At the same time, if you are pursuing these things in prayer and action, with wisdom, and God has not yet answered your prayers and blessed your actions yet, keep on going, be patient, and trust in the Lord, with joy, knowing He has framed your heart and mind to pursue these righteous ends for His glory and kingdom, and in due time He will grant these righteous pursuits for your good.

But be sober-minded and clear-eyed about these matters. You may have to move to get these things. You will have to have some hard conversations, maybe some career changes, to receive these blessings. You may lose friendships. You may have a promising situation that turns out to fall flat, and in the end you will be thankful you didn't marry that person or join that church or take that job or live in that area, etc.

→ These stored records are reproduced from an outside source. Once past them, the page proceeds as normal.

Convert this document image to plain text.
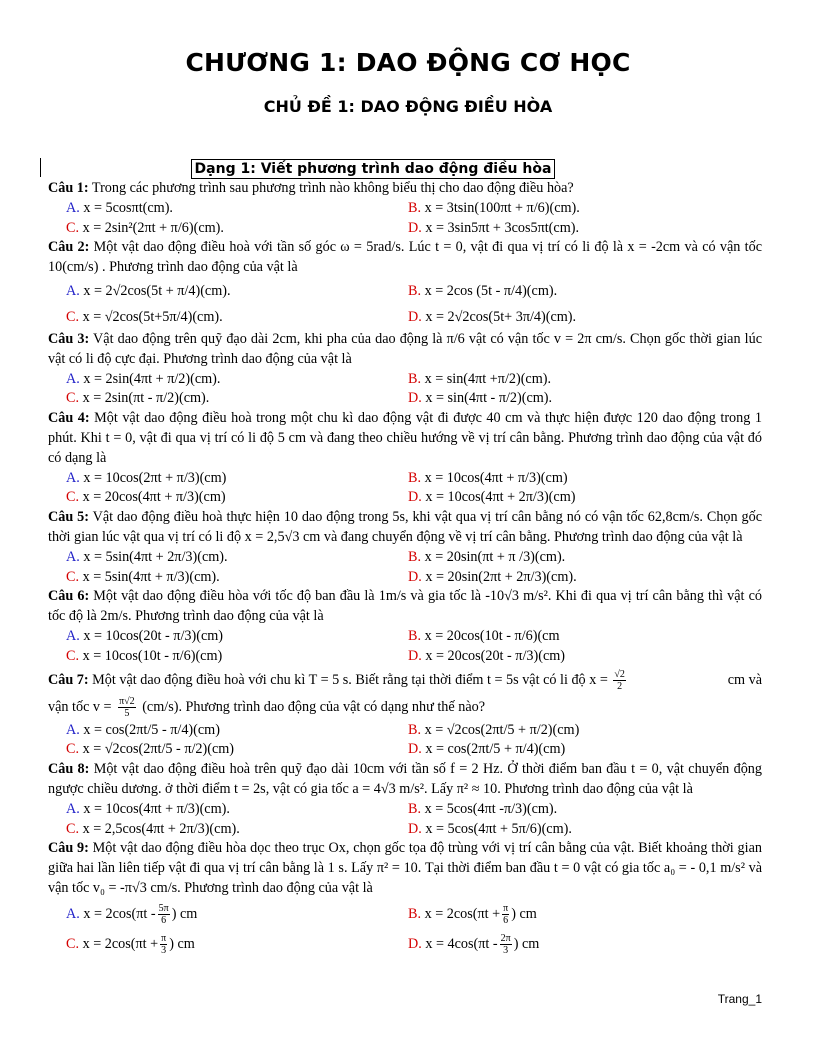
CHƯƠNG 1: DAO ĐỘNG CƠ HỌC
CHỦ ĐỀ 1: DAO ĐỘNG ĐIỀU HÒA
Dạng 1: Viết phương trình dao động điều hòa
Câu 1: Trong các phương trình sau phương trình nào không biểu thị cho dao động điều hòa?
A. x = 5cosπt(cm).	B. x = 3tsin(100πt + π/6)(cm).
C. x = 2sin²(2πt + π/6)(cm).	D. x = 3sin5πt + 3cos5πt(cm).
Câu 2: Một vật dao động điều hoà với tần số góc ω = 5rad/s. Lúc t = 0, vật đi qua vị trí có li độ là x = -2cm và có vận tốc 10(cm/s) . Phương trình dao động của vật là
A. x = 2√2cos(5t + π/4)(cm).	B. x = 2cos (5t - π/4)(cm).
C. x = √2cos(5t+5π/4)(cm).	D. x = 2√2cos(5t+ 3π/4)(cm).
Câu 3: Vật dao động trên quỹ đạo dài 2cm, khi pha của dao động là π/6 vật có vận tốc v = 2π cm/s. Chọn gốc thời gian lúc vật có li độ cực đại. Phương trình dao động của vật là
A. x = 2sin(4πt + π/2)(cm).	B. x = sin(4πt +π/2)(cm).
C. x = 2sin(πt - π/2)(cm).	D. x = sin(4πt - π/2)(cm).
Câu 4: Một vật dao động điều hoà trong một chu kì dao động vật đi được 40 cm và thực hiện được 120 dao động trong 1 phút. Khi t = 0, vật đi qua vị trí có li độ 5 cm và đang theo chiều hướng về vị trí cân bằng. Phương trình dao động của vật đó có dạng là
A. x = 10cos(2πt + π/3)(cm)	B. x = 10cos(4πt + π/3)(cm)
C. x = 20cos(4πt + π/3)(cm)	D. x = 10cos(4πt + 2π/3)(cm)
Câu 5: Vật dao động điều hoà thực hiện 10 dao động trong 5s, khi vật qua vị trí cân bằng nó có vận tốc 62,8cm/s. Chọn gốc thời gian lúc vật qua vị trí có li độ x = 2,5√3 cm và đang chuyển động về vị trí cân bằng. Phương trình dao động của vật là
A. x = 5sin(4πt + 2π/3)(cm).	B. x = 20sin(πt + π /3)(cm).
C. x = 5sin(4πt + π/3)(cm).	D. x = 20sin(2πt + 2π/3)(cm).
Câu 6: Một vật dao động điều hòa với tốc độ ban đầu là 1m/s và gia tốc là -10√3 m/s². Khi đi qua vị trí cân bằng thì vật có tốc độ là 2m/s. Phương trình dao động của vật là
A. x = 10cos(20t - π/3)(cm)	B. x = 20cos(10t - π/6)(cm
C. x = 10cos(10t - π/6)(cm)	D. x = 20cos(20t - π/3)(cm)
Câu 7: Một vật dao động điều hoà với chu kì T = 5 s. Biết rằng tại thời điểm t = 5s vật có li độ $x = \frac{√2}{2}$	cm và
vận tốc $v = \frac{\pi√2}{5} (cm/s)$. Phương trình dao động của vật có dạng như thế nào?
A. x = cos(2πt/5 - π/4)(cm)	B. x = √2cos(2πt/5 + π/2)(cm)
C. x = √2cos(2πt/5 - π/2)(cm)	D. x = cos(2πt/5 + π/4)(cm)
Câu 8: Một vật dao động điều hoà trên quỹ đạo dài 10cm với tần số f = 2 Hz. Ở thời điểm ban đầu t = 0, vật chuyển động ngược chiều dương. ở thời điểm t = 2s, vật có gia tốc a = 4√3 m/s². Lấy π² ≈ 10. Phương trình dao động của vật là
A. x = 10cos(4πt + π/3)(cm).	B. x = 5cos(4πt -π/3)(cm).
C. x = 2,5cos(4πt + 2π/3)(cm).	D. x = 5cos(4πt + 5π/6)(cm).
Câu 9: Một vật dao động điều hòa dọc theo trục Ox, chọn gốc tọa độ trùng với vị trí cân bằng của vật. Biết khoảng thời gian giữa hai lần liên tiếp vật đi qua vị trí cân bằng là 1 s. Lấy π² = 10. Tại thời điểm ban đầu t = 0 vật có gia tốc a₀ = - 0,1 m/s² và vận tốc v₀ = -π√3 cm/s. Phương trình dao động của vật là
A. $x = 2\cos(\pi t - \frac{5\pi}{6}$ ) cm	B. $x = 2\cos(\pi t + \frac{\pi}{6}$ ) cm
C. $x = 2\cos(\pi t + \frac{\pi}{3}$ ) cm	D. $x = 4\cos(\pi t - \frac{2\pi}{3}$ ) cm
Trang_1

The challenge is when so many are unsure of what to do, and are not in a context or situation where they can get much help in person. Their own family, perhaps, is broken and confused. Their own churches and pastors and friends, perhaps well meaning, are not well-informed or helpful on these matters, or simply are too old to understand the situation "on the ground" these days. Or perhaps, it's simply a situation unsuitable for you. Or, on the other hand, you need to make some tweaks, keep praying, and pursue harder.

Again, keep praying, keep studying, keep pursuing and pleading with the Lord, and be willing to go all out to get what God calls you to pursue for His glory. You may be rejected, you may be seen as crazy, but if in the end you are married, have children, and have a faithful church with other families serving the Lord and supporting one another, who cares? Be bold and faithful, and the Lord will surely provide.